REPUBLIKA.CO.ID, RAMALLAH -- Presiden Palestina Mahmoud Abbas menandatangani 20 perjanjian internasional untuk bergabung dengan Pengadilan Kriminal Internasional (ICC).
Dia menandatangani Statuta Roma, perjanjian pendirian ICC, dalam pertemuan di Ramallah, Tepi Barat, Rabu (31/12). //BBC// melaporkan menandatangani statuta tersebut dinilai sebagai langkah awal bergabung dengan ICC dan menyeret Israel dengan tuduhan kejahatan perang.
Langkah itu diambil satu hari setelah Dewan Keamanan (DK) PBB gagal mengesahkan resolusi Palestina yang menuntut diakhirinya pendudukan Israel di Palestina pada akhir 2017.
Rancangan resolusi Palestina gagal disahkan karena hanya mendapat dukungan dari delapan negara anggota DK dari sembilan suara yang dibutuhkan. Satu negara pemegang veto, yakni AS juga menentang rancangan.
"Mereka menyerang kami dan tanah kami setiap hari. Kepada siapa kami harus melapor? DK PBB mengecewakan kami, kemana kami pergi?" ujar Abbas dalam pertemuan yang dihadiri pejabat Palestina yang disiarkan di televisi.

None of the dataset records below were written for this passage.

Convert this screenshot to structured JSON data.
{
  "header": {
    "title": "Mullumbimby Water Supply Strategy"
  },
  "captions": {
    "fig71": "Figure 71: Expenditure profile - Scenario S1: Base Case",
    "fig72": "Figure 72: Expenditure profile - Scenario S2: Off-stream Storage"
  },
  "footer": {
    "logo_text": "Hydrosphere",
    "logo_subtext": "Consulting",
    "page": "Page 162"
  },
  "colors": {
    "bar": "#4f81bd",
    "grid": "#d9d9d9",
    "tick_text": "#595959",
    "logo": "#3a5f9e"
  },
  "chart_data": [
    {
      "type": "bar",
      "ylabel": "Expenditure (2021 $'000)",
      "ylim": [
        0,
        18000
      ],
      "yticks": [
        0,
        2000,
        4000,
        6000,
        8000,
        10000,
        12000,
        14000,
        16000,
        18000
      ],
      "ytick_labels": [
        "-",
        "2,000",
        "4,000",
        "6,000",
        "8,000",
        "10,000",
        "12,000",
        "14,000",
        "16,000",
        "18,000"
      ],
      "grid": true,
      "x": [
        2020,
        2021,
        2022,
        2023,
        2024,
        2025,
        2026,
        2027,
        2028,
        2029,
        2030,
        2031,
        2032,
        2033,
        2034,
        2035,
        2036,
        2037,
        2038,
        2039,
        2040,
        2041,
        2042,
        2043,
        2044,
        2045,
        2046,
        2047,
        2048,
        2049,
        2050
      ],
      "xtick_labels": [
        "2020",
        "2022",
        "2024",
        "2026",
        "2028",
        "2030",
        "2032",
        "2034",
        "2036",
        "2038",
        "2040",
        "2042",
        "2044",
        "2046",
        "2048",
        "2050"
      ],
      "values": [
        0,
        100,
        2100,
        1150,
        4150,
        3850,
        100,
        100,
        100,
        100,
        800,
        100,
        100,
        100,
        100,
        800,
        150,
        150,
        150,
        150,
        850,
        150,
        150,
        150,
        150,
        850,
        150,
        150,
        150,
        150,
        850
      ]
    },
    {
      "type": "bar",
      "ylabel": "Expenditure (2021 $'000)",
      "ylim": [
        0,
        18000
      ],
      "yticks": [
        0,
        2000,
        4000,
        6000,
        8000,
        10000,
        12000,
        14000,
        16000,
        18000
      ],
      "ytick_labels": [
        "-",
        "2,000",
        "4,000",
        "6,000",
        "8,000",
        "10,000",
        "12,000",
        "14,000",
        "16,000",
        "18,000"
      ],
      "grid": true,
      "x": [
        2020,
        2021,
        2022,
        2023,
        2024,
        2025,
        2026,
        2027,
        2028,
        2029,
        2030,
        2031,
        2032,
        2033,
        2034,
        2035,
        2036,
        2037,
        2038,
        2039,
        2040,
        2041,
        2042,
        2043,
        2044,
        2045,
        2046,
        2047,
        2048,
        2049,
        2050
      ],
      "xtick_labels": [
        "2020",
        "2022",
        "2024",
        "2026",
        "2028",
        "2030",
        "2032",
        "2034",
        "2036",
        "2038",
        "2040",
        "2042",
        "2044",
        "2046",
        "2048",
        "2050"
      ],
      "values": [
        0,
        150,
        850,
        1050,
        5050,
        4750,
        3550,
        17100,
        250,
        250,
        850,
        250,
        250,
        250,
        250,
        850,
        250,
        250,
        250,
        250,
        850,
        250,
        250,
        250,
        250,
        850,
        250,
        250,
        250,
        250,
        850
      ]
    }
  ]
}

Menurut Statuta Roma, Palestina akan menjadi bagian dari ICC pada hari pertama bulan ini. Selanjutnya, Palestina harus menunggu 60 hari setelah menyetorkan dokumen yang telah ditandatangani dan meratifikasi dokumen aksesi PBB di New York.
Menjadi anggota ICC memang bukan jaminan bagi Palestina. Namun, langkah untuk bergabung merupakan tindakan simbolisme politis.
Perdana Menteri Israel Benjamin Netanyahu menanggapi dengan cepat keputusan Abbas tersebut. Dia mengatakan tindakan Abbas justru akan menjerumuskan Palestina ke dalam tuntutan karena mendukung Hamas.
Netanyahu bersumpah mengambil langkah-langkah untuk menolak setiap langkah potensial terhadap Israel. Israel bukan merupakan anggota ICC dan tidak mengakui yurisdiksinya.
"Palestinalah yang bersatu dengan Hamas yang harus khawatir mengenai ICC di Den Haag. Kami akan mengambil langkah dan mempertahankan tentara Israel," kata Netanyahu dalam pernyataannya.
Amerika Serikat juga mengecam tindakan Abbas. AS mengatakan sangat khawatir dengan perdamaian antara Israel dan Palestina.
"Tindakan itu kontraproduktif dan tidak mencerminkan asirakan rakyat Palestina atas negara yang berdaulat dan merdeka. Tindakan ini bukan jawaban," kata juru bicara Departemen Luar Negeri Jeff Rathke dalam pernyataan.